I understand that Lost is/was, at heart, a character drama. The reunions were especially touching, and the characters’ “lives” (souls?) wrapped up neatly enough, I guess. However, the island mythology that propelled almost all of the characters –– and the entire plot –– was unceremoniously given short shrift. Inquiring minds want to know: What the hell is the island? What is the light, the “light [that is] inside every man,” according to Mother Earth Allison Janney? Who put the “cork” there? How long had it been there? What’s the connection between the light’s physical/magnetic properties and time travel? With life itself? Did anything bad happen off the island when the light went out temporarily? What exactly? Uh, should folks have been a little more concerned? (Guess not.) What the hell is/was Smokey? Why did he/Locke/MIB become mortal after the light was temporarily extinguished? Why did MIB become Smokey in the first place? What the hell was so important about MIB’s name that we never learned what it was? Was everybody in “purgatory,” a.k.a. “the sideways world,” dead? Including the schmo who delivered the coffin and the other people at the concert? Were the Losties the last people on Earth? Who established “the rules”? And most importantly, why did Kate change out of that black cocktail dress at the end? She looked awwwesome. Ugh! Frustrating! You can bet that right now a million eggheads are concocting alternate endings that will begin popping up on the web and that will tackle the big questions that Cuse and Lindelhof had neither the time nor the wherewithal to approach. Good.

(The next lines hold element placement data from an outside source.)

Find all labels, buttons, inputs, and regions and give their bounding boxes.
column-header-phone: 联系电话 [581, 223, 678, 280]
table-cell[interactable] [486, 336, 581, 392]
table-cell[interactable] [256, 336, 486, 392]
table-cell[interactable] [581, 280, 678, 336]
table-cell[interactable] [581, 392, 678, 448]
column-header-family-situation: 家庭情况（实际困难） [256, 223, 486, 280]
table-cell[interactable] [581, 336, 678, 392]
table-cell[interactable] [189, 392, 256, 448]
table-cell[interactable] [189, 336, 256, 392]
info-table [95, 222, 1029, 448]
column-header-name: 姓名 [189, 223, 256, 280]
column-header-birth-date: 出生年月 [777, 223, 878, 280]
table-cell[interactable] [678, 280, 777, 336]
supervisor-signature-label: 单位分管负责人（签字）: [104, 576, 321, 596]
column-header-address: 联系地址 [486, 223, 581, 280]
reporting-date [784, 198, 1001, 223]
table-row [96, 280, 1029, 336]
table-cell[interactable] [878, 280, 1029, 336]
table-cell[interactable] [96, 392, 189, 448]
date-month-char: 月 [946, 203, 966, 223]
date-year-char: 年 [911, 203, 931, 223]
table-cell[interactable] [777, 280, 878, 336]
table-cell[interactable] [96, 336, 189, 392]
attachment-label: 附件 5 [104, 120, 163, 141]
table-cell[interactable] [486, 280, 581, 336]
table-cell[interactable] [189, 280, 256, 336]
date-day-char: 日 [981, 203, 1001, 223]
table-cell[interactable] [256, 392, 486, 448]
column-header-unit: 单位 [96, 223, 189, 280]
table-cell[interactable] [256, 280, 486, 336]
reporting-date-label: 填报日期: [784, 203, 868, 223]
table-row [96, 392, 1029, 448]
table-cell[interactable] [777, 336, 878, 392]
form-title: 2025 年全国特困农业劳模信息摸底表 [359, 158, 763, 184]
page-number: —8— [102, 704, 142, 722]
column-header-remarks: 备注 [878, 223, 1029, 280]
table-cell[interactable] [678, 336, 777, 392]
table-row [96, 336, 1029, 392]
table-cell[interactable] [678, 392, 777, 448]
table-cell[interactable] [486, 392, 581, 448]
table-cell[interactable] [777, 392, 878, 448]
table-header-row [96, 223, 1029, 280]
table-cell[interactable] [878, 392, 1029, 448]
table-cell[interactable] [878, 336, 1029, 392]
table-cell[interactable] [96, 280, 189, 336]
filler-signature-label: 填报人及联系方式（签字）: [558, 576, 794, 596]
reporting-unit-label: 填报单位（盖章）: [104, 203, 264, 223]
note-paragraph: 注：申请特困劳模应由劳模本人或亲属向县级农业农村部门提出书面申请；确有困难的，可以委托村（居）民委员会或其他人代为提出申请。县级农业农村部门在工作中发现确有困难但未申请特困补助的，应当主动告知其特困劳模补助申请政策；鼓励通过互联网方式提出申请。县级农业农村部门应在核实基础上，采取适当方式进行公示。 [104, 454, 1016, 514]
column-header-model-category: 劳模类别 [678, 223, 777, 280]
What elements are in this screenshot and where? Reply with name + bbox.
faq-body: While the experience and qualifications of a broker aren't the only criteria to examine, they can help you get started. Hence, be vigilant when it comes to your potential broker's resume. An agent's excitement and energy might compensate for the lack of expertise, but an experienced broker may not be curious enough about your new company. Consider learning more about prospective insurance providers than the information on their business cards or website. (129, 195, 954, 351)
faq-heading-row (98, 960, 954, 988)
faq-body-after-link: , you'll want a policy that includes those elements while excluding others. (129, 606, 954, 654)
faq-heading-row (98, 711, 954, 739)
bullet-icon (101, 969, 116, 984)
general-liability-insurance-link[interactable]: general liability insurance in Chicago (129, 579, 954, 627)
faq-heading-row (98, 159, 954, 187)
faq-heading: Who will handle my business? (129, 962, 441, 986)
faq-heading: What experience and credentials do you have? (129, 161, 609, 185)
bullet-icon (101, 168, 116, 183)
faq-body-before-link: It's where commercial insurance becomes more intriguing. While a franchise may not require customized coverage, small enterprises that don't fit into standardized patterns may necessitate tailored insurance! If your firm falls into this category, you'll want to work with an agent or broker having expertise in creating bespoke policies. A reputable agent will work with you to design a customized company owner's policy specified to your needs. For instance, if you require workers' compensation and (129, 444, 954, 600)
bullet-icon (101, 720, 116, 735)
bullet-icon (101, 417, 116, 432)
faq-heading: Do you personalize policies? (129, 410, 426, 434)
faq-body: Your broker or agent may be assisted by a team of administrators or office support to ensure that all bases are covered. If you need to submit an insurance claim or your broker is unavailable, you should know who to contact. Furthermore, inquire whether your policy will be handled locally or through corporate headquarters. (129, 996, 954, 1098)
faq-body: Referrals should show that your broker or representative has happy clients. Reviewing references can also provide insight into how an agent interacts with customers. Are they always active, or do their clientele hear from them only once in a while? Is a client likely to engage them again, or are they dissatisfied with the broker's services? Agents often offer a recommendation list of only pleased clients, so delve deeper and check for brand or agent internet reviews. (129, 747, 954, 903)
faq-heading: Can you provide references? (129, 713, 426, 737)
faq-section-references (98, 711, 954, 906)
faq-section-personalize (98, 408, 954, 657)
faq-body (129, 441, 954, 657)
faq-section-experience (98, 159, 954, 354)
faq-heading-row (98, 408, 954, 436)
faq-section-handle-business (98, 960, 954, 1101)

From what I gather, the island is a physical place on the planet and is the alpha and omega, the everlasting source of all life in the universe. People, or gods and demi-gods, live on the island and protect the light from being corrupted by man –– Allison Janney had to have been a god or other form of immensely powerful creature to be able to destroy all of the men in MIB’s camp. Every once in a while, men come in contact with the island. They’re given the option to help protect the light or try to use it to some sort of advantage –– who knows why. Allison Janney clearly could just kill everyone who landed there, but whatever. (Also, why the hell didn’t Smokey just kill all of the Losties once they crash-landed? Bada-bing, bada-boom. No Jacob-approved candidates. Done.) Agh! But at least the acting was superlative, as usual, and the drama was edge-of-your seat. I still highly recommended Lost for anyone who’s never seen the show or arrived late to the party. Something tells me that more of the mythology will be explained in future books, movies, and wacko theories posted on the web. Further reading: Doc Jensen’s Lost blog, “Totally Lost,” at www.ew.com (Entertainment Weekly). See ya in another life, brotha.